The state wanted to move quickly, and to do so, officials made a bold decision to break away from what the rest of the country was doing. West Virginia decided not to join in the Federal Retail Pharmacy Program, the first state to do so. The program is a collaboration between the federal government, national pharmacy chains and states to distribute the vaccine locally.

State officials wondered if there was a more effective system for West Virginia. They talked to the Joint Interagency Task Force for vaccines. They talked to the heads of the state long-term care and pharmacy associations. And they came to the decision that, in West Virginia, the best plan was to work with local independent pharmacists and county health departments to get shots in arms.

Striking out on your own can go one of two ways: you can be hailed a visionary or you can be stuck out on an island regretting your decision. Marsh said state officials were confident in their choice, because they trusted the experts who knew the hurdles they faced specific to West Virginia.

“In retrospect, you could have said, that may have been really stupid, too,” Marsh said. “But I think the whole point is we were so focused about who are we? We wanted to solve the problem for us, our state and our people.

“And it worked out well, but it worked out well because it was critical and very specific to us and how we operated,” he added. “And we never thought we were better than anyone else.”

In the end, the decision looks like it paid off. As of late February, Marsh said, there was a week-to-week 72-percent drop in the number of deaths and a 70-percent drop in the number of hospitalizations in West Virginia. Fewer people are in intensive care units and nursing home outbreaks have plummeted to nearly zero.
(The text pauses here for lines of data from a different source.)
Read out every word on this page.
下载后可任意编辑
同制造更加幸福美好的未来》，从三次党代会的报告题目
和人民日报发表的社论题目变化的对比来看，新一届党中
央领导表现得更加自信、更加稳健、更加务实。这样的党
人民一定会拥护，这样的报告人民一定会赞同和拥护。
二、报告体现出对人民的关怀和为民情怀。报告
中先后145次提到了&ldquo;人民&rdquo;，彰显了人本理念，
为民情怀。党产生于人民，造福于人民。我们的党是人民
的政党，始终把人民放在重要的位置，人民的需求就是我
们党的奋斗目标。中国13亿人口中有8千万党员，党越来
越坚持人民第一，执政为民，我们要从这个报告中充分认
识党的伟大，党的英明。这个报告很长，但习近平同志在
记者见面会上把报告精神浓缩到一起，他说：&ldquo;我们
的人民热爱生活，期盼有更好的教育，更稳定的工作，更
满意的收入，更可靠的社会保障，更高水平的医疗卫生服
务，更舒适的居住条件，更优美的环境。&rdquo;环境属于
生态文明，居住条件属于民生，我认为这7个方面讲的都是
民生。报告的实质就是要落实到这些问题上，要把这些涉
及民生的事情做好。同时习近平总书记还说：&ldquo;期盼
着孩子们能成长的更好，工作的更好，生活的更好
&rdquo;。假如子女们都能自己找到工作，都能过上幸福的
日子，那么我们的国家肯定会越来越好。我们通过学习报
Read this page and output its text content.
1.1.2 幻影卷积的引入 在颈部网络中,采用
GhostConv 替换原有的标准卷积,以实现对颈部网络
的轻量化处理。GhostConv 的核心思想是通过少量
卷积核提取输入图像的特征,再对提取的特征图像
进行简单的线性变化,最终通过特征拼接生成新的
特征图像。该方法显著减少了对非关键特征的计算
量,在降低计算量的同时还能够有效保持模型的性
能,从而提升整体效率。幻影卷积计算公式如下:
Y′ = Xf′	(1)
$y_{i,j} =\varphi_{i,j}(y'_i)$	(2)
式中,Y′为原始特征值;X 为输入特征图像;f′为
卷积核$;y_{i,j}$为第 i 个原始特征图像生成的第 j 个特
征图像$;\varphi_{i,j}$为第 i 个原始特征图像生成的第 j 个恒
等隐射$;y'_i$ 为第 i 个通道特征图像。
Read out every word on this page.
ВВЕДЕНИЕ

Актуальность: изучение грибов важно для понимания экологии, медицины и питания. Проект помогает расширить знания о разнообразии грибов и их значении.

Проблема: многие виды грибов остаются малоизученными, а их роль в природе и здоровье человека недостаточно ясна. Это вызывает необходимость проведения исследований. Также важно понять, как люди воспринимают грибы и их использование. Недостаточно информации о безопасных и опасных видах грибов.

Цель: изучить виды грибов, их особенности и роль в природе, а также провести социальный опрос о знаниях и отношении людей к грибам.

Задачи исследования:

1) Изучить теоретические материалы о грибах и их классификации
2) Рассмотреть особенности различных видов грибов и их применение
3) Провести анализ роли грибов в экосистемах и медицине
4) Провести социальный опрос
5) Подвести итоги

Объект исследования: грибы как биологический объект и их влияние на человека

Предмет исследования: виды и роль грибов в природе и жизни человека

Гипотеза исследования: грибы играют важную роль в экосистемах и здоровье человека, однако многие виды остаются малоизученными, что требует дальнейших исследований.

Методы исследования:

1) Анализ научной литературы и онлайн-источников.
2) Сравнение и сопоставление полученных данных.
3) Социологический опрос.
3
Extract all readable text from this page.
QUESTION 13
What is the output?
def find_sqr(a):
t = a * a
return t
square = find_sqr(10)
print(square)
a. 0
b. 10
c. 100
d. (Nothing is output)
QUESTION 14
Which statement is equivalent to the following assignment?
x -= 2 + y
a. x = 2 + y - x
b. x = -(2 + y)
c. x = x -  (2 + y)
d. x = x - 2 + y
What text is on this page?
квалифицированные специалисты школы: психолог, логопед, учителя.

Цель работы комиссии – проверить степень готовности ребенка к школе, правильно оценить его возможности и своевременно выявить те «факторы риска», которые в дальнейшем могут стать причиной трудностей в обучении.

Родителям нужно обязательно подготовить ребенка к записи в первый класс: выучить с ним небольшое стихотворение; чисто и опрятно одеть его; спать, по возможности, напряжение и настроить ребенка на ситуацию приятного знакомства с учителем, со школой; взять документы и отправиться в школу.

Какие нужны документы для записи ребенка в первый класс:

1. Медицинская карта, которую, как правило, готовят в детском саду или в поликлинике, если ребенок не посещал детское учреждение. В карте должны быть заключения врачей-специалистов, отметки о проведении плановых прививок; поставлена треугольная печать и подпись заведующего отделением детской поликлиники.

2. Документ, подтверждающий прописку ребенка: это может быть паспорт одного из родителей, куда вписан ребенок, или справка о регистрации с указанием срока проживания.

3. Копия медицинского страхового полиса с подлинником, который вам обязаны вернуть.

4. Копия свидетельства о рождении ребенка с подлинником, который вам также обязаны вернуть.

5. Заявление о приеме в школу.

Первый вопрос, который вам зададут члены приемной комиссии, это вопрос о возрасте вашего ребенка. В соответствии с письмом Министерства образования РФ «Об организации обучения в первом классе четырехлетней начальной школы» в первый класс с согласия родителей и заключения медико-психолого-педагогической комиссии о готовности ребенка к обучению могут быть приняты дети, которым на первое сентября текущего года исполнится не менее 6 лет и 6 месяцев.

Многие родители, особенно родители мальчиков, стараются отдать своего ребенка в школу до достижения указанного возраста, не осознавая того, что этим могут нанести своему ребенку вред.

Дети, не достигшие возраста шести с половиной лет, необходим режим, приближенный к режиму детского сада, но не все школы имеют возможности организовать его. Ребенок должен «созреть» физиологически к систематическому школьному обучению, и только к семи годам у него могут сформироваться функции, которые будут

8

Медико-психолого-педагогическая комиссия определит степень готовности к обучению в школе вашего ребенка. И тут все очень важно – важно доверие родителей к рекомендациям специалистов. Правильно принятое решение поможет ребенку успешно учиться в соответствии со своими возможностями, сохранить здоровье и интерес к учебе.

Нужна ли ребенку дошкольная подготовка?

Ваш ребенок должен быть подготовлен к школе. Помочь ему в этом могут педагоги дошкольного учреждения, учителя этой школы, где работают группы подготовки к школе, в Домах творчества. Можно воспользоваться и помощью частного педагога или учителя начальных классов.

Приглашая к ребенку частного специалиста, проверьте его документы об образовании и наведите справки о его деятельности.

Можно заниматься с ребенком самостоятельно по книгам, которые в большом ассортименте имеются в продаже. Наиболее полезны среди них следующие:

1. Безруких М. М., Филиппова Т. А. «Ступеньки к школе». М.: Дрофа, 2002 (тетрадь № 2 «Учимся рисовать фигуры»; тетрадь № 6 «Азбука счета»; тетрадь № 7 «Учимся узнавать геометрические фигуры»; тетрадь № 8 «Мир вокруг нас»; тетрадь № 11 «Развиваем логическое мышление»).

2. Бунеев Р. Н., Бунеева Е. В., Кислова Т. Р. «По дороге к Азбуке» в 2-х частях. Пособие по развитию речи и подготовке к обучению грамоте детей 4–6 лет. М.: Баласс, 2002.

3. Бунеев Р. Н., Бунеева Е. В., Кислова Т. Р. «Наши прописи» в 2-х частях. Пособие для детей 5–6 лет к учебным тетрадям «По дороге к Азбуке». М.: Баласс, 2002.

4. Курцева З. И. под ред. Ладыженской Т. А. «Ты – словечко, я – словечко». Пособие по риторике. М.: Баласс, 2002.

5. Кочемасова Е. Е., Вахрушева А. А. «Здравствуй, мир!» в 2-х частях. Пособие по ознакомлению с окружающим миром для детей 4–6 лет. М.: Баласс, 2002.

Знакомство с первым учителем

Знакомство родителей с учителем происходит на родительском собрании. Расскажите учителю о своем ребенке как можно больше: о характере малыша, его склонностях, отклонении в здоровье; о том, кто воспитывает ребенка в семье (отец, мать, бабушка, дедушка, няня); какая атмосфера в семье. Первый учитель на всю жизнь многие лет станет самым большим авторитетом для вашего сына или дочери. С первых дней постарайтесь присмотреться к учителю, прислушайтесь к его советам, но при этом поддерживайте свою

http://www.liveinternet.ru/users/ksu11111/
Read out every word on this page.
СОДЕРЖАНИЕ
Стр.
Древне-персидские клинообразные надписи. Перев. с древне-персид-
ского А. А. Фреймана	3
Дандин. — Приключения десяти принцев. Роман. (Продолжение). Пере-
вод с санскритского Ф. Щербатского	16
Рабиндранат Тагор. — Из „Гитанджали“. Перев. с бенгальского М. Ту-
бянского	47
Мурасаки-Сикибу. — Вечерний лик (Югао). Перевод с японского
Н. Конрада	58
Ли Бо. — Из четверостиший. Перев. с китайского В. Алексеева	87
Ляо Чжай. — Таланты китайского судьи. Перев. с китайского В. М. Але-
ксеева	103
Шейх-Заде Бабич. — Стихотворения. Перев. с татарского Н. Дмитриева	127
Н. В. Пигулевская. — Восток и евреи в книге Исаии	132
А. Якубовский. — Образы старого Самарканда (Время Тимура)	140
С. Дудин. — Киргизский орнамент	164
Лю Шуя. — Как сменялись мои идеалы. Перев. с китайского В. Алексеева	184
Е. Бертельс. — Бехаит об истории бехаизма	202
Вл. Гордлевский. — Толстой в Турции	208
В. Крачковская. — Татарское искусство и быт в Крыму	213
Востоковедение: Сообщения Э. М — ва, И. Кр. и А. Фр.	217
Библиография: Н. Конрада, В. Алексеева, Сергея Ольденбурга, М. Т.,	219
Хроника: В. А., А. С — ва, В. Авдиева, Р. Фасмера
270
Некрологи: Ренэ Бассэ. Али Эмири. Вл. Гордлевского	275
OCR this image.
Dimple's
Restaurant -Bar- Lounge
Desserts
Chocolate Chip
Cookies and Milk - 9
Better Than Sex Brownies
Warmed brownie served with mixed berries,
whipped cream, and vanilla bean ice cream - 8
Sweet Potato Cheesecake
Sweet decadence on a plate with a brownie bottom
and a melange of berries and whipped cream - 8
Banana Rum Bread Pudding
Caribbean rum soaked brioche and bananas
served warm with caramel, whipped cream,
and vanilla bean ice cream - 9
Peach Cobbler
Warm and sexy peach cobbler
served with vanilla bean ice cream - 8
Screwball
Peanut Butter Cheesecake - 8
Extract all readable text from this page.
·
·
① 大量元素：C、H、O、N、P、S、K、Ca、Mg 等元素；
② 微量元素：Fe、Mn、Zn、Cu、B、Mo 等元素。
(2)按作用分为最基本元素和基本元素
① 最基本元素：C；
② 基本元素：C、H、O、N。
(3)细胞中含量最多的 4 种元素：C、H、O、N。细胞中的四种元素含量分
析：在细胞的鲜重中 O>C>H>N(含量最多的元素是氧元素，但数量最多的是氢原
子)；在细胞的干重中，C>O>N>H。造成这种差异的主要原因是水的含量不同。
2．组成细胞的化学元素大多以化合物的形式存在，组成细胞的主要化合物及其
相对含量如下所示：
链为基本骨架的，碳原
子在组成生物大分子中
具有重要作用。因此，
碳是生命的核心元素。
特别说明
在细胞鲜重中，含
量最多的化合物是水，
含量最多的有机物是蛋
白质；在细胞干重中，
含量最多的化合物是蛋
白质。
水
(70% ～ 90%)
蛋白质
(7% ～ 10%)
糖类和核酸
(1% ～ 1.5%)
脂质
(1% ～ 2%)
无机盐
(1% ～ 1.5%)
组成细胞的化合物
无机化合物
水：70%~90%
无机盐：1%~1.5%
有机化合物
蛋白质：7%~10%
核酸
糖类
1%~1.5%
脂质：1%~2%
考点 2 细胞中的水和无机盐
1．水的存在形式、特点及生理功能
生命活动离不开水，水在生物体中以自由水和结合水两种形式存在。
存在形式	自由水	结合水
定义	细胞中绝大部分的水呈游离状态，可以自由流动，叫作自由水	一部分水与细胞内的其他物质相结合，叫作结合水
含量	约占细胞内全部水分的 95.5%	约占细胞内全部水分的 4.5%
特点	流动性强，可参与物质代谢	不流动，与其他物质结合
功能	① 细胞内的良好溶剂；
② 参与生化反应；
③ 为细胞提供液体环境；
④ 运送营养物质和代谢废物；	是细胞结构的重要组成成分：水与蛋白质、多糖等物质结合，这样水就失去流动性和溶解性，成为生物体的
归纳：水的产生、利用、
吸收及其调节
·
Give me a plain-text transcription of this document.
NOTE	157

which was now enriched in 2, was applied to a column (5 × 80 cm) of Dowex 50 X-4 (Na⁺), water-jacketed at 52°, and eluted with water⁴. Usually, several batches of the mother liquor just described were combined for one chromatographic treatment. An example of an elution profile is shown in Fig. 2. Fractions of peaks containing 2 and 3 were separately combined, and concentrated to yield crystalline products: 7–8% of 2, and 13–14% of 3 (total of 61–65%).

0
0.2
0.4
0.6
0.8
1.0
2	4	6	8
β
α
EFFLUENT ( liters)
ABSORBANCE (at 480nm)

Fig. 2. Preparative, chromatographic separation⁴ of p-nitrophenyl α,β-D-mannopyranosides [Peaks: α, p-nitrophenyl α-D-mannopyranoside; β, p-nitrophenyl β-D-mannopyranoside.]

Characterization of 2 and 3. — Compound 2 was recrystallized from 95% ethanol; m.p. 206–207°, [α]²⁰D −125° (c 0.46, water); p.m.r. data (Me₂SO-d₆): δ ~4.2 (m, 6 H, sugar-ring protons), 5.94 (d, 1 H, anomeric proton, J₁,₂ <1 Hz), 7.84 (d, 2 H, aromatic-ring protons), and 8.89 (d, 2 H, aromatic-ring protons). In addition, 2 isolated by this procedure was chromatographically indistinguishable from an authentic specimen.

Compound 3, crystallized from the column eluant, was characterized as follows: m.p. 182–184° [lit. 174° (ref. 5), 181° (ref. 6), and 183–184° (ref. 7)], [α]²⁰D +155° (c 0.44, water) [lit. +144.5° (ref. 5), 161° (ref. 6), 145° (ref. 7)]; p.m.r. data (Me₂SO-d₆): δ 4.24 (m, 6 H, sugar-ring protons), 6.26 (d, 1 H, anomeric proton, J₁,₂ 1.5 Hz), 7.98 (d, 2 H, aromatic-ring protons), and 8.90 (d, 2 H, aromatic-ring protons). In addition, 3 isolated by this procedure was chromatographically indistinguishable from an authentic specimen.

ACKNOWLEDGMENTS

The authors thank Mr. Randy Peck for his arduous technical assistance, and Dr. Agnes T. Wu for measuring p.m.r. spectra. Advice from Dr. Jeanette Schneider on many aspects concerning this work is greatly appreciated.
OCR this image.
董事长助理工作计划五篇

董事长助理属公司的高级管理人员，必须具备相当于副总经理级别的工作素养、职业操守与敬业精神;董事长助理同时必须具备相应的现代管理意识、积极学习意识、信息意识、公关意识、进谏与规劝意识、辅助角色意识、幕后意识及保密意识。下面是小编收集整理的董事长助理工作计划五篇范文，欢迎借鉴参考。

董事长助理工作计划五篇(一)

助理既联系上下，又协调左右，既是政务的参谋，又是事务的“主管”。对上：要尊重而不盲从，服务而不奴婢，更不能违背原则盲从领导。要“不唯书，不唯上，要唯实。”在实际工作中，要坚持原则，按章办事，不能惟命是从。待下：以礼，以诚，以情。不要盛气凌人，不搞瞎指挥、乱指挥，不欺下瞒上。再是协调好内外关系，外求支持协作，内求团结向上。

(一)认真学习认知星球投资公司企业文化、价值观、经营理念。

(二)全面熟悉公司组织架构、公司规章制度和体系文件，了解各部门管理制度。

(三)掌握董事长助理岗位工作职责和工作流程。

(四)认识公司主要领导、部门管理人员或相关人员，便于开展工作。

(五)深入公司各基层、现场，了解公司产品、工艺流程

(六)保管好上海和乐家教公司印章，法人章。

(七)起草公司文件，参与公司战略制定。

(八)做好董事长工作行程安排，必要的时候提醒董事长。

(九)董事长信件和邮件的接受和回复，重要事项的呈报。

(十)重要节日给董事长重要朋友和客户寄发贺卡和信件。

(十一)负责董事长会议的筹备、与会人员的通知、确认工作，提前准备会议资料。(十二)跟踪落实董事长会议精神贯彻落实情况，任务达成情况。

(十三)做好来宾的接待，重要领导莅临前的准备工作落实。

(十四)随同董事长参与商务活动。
As of Friday morning, there were 323,811 people in West Virginia with at least a first dose of vaccine and 208,994 who were fully vaccinated.

That’s not to say there haven’t been errors, and Marsh mentioned several. At the end of December, 42 Boone County residents were mistakenly given regeneron rather than a dose of COVID vaccine. Some early vaccination clinics were first come, first served, which led to long lines outside in cold weather.

Some clinics were scheduled without any security as to how many doses they’d receive. When West Virginia introduced the Everbridge statewide registration system, there were, Marsh said, “a thousand lists in a thousand different places.”

The important part, Marsh said, was that the state learned quickly from those mistakes.

“The idea that we’ve become much more agile and much more willing to continue to learn and try things — and we’ve messed up, too, that’s for sure — but that’s been a really key feature,” he said. “We’re constantly trying to listen to what people have been telling us, and if we’re doing something that people are going, ‘Oh, that’s terrible,’ then of course we’re listening and trying to adjust.”

As COVID-19 metrics in the state continue to improve, people from all over the United States have asked West Virginia officials how they have been so effective. Justice has appeared frequently on national cable news shows. Marsh testified before a congressional committee. West Virginia’s story has been told in numerous national publications.

The solution, Marsh said, came down to keeping goals simple and following the best path for the state. The finish line of the pandemic remains in the distance, yet Marsh said everyone in the fight remains steadfast in seeing the race through.

“This is a mission,” he said. “This is a mission of heart and spirit for many of the people involved. And that’s been very inspiring.”